Setibanya mereka di rumah Marvin, Marvin keluar dari mobilnya kemudian sedikit berlari menuju pintu samping, membuka pintu Deandra. Setelahnya, mereka berjalan beriringan masuk ke rumah.
“Wah tamu Tante udah datang, ayo, sini, Sayang,” ucap Tante Sarah saat melihat Marvin datang bersama Deandra, lalu mengajaknya masuk ke dalam.
“Selamat malam, Tante. Maaf, Dean datangnya terlambat,” ujar Deandra.
Tante Sarah tertawa ringan, “nggak apa-apa, Sayang, yang penting kamu udah ada di sini.”
“Biasa, Mi. Perlu dipaksa dulu anaknya,” sambung Marvin yang dibalas delikan tajam Deandra.
“Jadi kamu paksa, Vin? Kan Mami udah bilang kalau Deandra nggak mau jangan dipaksa,” ucap tante Sarah seraya memukul pelan bahu Marvin.
“Aduh, Mi, kalau nggak gitu nggak bakal mau anaknya.”
“Yaudah terserah kamu, Vin. Ayo, kita ke meja makan, Tante udah siapin masakan istimewa buat kamu.” Tante Sarah menggiring Deandra ke meja makan.
Deandra menatap takjub pada masakan yang tersaji yang dibuat oleh tante Sarah.

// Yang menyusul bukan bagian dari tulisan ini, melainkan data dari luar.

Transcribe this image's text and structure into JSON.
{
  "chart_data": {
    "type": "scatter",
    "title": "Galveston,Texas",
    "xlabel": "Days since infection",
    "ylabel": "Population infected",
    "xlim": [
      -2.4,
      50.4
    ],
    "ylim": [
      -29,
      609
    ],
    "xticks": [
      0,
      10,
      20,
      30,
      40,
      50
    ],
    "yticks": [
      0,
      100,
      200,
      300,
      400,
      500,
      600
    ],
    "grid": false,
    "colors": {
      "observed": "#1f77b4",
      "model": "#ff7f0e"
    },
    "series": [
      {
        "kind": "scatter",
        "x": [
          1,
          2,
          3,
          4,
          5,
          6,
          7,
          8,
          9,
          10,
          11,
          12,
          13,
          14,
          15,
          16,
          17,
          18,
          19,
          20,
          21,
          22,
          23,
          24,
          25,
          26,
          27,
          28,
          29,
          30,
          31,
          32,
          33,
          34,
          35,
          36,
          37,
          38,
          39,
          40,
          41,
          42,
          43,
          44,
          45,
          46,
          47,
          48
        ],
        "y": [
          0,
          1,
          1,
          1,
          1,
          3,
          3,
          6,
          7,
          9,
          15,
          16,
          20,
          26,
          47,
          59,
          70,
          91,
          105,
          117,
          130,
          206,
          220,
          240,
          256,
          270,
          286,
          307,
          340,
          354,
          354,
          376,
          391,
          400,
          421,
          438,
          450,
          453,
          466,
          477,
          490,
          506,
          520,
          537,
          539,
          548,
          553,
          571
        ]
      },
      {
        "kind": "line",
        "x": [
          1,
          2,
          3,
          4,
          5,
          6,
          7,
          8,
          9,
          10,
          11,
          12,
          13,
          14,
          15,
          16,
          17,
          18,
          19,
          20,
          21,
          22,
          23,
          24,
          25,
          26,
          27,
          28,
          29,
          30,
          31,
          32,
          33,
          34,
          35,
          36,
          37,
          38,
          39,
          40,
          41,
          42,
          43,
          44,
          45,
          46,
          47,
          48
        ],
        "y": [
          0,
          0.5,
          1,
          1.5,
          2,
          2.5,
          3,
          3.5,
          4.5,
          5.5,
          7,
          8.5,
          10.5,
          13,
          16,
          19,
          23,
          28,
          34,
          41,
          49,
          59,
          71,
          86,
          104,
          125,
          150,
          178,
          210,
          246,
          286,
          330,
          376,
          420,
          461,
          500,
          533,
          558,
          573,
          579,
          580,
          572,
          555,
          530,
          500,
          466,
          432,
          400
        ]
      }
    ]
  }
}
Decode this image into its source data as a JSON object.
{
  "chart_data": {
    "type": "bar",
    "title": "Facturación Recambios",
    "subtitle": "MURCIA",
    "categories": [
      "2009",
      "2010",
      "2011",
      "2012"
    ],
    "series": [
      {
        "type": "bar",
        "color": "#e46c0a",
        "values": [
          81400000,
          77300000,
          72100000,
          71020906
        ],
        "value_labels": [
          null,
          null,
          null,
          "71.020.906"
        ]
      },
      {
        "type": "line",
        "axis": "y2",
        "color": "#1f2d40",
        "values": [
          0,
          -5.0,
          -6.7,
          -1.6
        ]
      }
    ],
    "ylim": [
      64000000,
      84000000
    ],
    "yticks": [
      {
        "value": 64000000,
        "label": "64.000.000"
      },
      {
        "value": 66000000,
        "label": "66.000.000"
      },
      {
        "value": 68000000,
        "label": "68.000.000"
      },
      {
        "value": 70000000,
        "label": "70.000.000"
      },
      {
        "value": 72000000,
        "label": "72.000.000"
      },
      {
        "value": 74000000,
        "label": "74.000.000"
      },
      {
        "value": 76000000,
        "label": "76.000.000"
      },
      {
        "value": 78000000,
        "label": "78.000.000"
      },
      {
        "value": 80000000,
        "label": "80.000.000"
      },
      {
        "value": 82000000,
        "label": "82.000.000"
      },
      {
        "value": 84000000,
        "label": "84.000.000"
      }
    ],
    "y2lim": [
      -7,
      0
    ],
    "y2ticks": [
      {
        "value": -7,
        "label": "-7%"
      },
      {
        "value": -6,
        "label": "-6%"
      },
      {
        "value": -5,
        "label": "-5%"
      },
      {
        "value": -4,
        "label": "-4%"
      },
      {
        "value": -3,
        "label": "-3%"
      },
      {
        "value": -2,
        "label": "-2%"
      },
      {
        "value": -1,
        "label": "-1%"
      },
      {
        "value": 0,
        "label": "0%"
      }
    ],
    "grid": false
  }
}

Seperti yang dikatakan tante Sarah, masakan ini benar-benar istimewa. Itu karena masakan yang tersaji dihadapannya saat ini adalah masakan yang sangat ia rindukan. Sudah lama ia tidak makan masakan ini karena selama ini hanya mamanya yang bisa membuatnya.
“Sayang, gimana? Kamu suka?” tanya Tante Sarah.
Deandra menelan kunyahannya dan tersenyum menatap tante Sarah.
“Suka, Tante. Dean rindu sama masakan ini. Sejak Mama udah nggak ada, Dean nggak pernah makan ini lagi,” ucap Deandra dengan mata yang sudah berkaca-kaca.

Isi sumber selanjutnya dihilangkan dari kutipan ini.